How do we do that? For the Greater Yellowstone Coalition, it means three things. First, reducing conflict — promoting and funding work to keep bears wild and people safe, like bear-proofing campgrounds and working with ranchers to keep bears and cows separate. Second, protecting the big, wild spaces where grizzlies live. Third, ensuring Yellowstone grizzlies can reconnect (after nearly a century of isolation) with bears from northwest Montana’s Northern Continental Divide population.

However, there is another crucial yardstick: making sure the management of grizzly bears in the future honors and continues the successful conservation legacy of the past. This critical factor hinges on the process that is currently underway to delist the Yellowstone grizzly from the Endangered Species Act and transfer management to Wyoming, Montana and Idaho.

Before I give you my take on the current state of the delisting process, let me first explain why I think it is so important to get this right. The Greater Yellowstone Ecosystem is different. This is not Nebraska, Connecticut or California (no offense intended to those splendid states). This is the birthplace of the world’s first national park and of America’s commitment to conservation. It is one of the last places on the planet where wild nature still exists and is constantly on display. And the grizzly bear is the iconic symbol of Greater Yellowstone, the wild heart of North America.

We have carefully reviewed all of the state and federal proposals that will make up the management plan for a delisted Yellowstone grizzly bear. We have attended public hearings and numerous meetings of agency leaders where key provisions in this plan are being negotiated. Unfortunately, at the most recent meeting, we learned the states have no intention of honoring the past four decades of grizzly bear conservation. This became evident when representatives from Idaho, Wyoming and Montana proposed striking any mention of maintaining a stable population of grizzly bears from post-delisting management plans. This is categorically unacceptable.

The goal of maintaining a stable population of grizzlies has been an expectation from the outset. When in our nation’s history have we spent 40 years and more than $40 million to bring an endangered animal back from the brink of extinction only to intentionally drive the population downward?
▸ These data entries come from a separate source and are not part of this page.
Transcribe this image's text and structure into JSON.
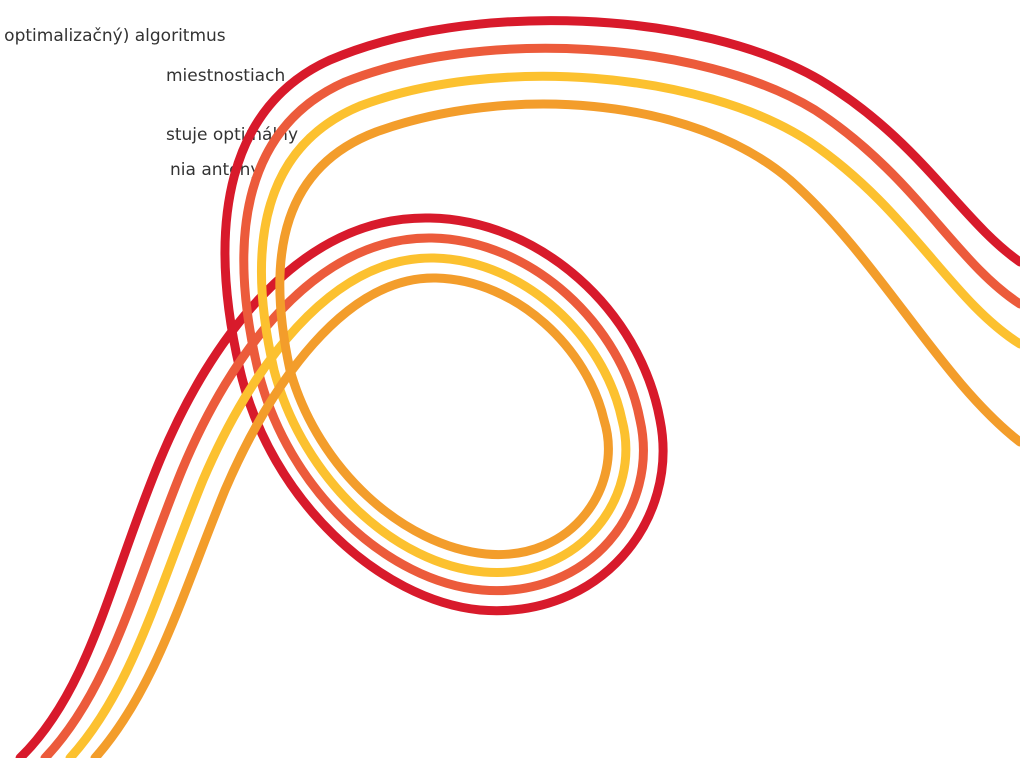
{
  "text": {
    "line1": "n optimalizačný) algoritmus",
    "line2": "miestnostiach",
    "line3": "stuje optimálny",
    "line4": "nia antény."
  },
  "colors": {
    "background": "#ffffff",
    "text": "#333333",
    "stroke_red": "#d81a2b",
    "stroke_orange_red": "#ec5b3b",
    "stroke_yellow": "#fcc12f",
    "stroke_orange": "#f39d2b"
  },
  "graphic": {
    "name": "decorative-swirl-lines",
    "stroke_order": [
      "stroke_red",
      "stroke_orange_red",
      "stroke_yellow",
      "stroke_orange"
    ]
  }
}
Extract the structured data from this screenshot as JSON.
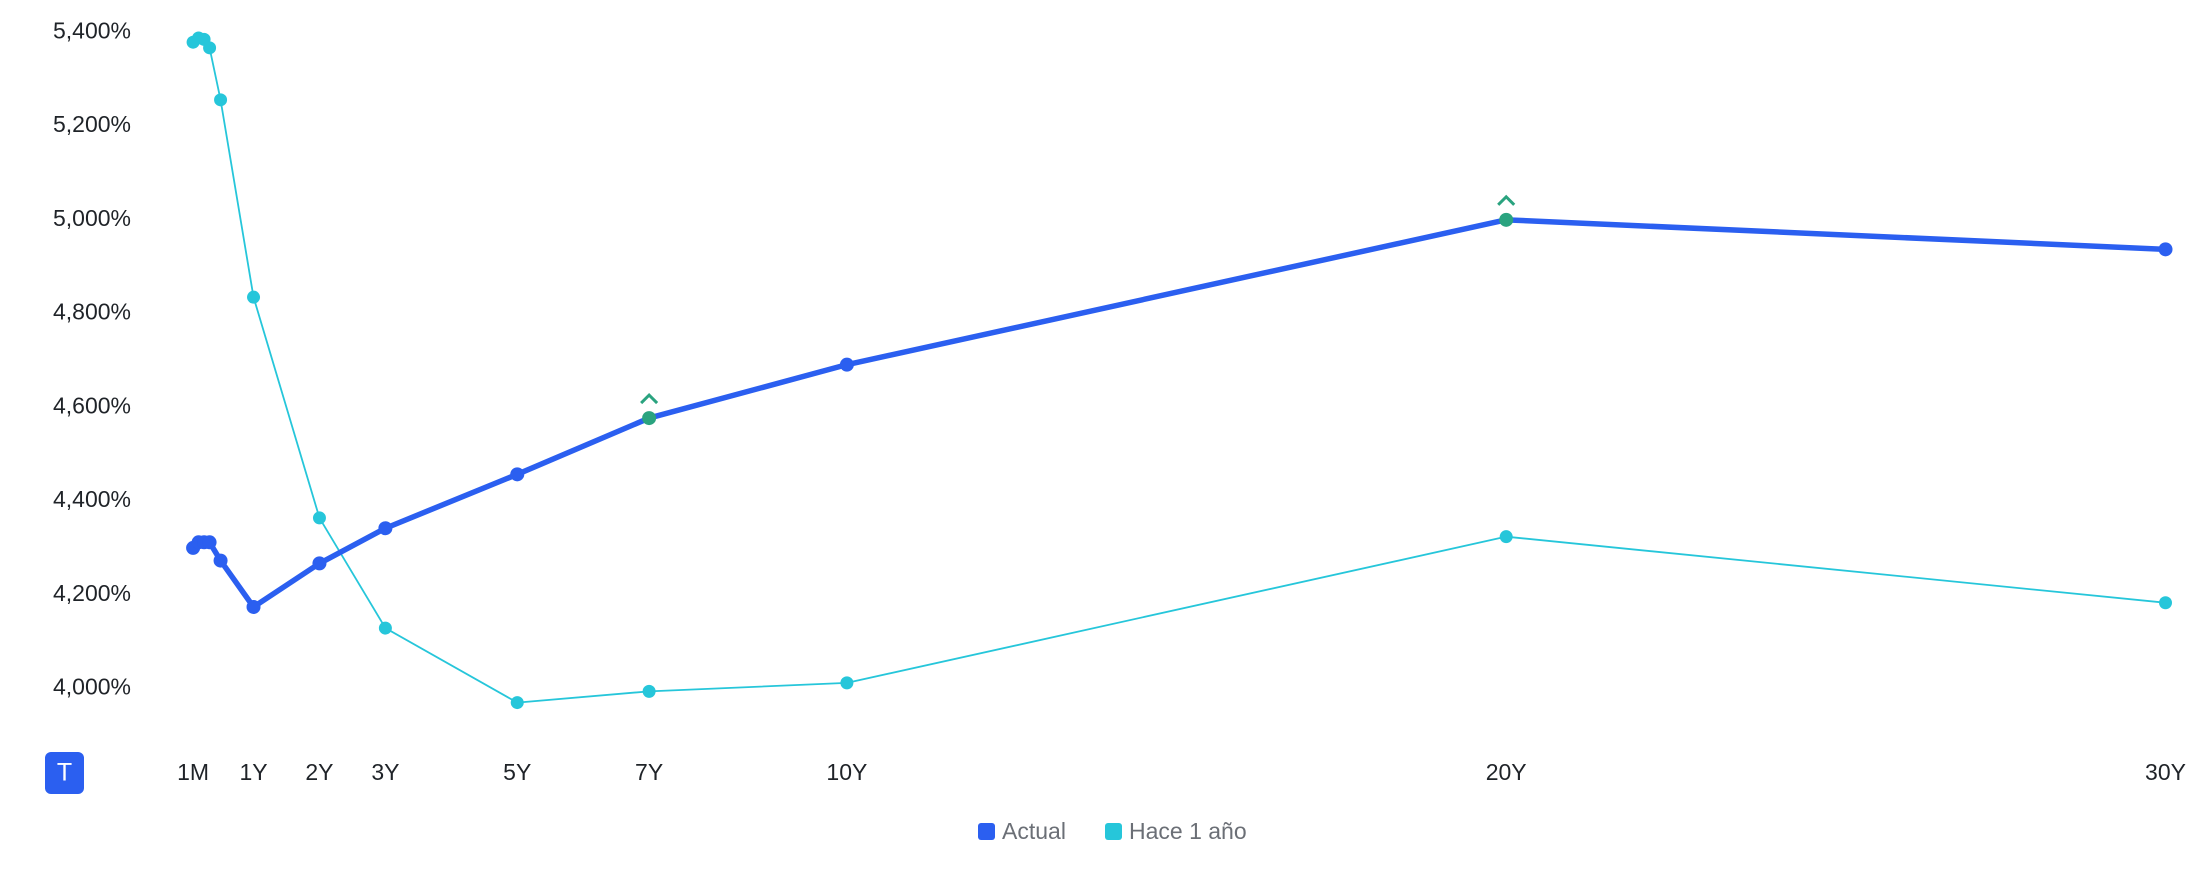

If you care about bears, we urge you not to sit out this debate. We need to closely watch the process, hold the agencies accountable, and demand that, at a minimum, the states commit to managing for a stable population of grizzlies. We’re not asking for thousands of bears in Greater Yellowstone before delisting occurs. We realize most of the available grizzly habitat is occupied and that there will always be a need to manage bears, including removing individuals when they get into trouble with humans. But arbitrarily driving bear numbers down is not something the vast majority of the American public will support, and certainly not the many conservation groups deeply involved in this process.

I’m proud of how far we’ve come in my lifetime. Over the past 40 years, we have proven we can live with grizzly bears. Like many, I want my daughter to experience the thrill of being in grizzly country and watching bears in the wild. We don’t want our children to go back to a time when the ultimate symbol of wildness was rare, even in the wildest country. We can do better.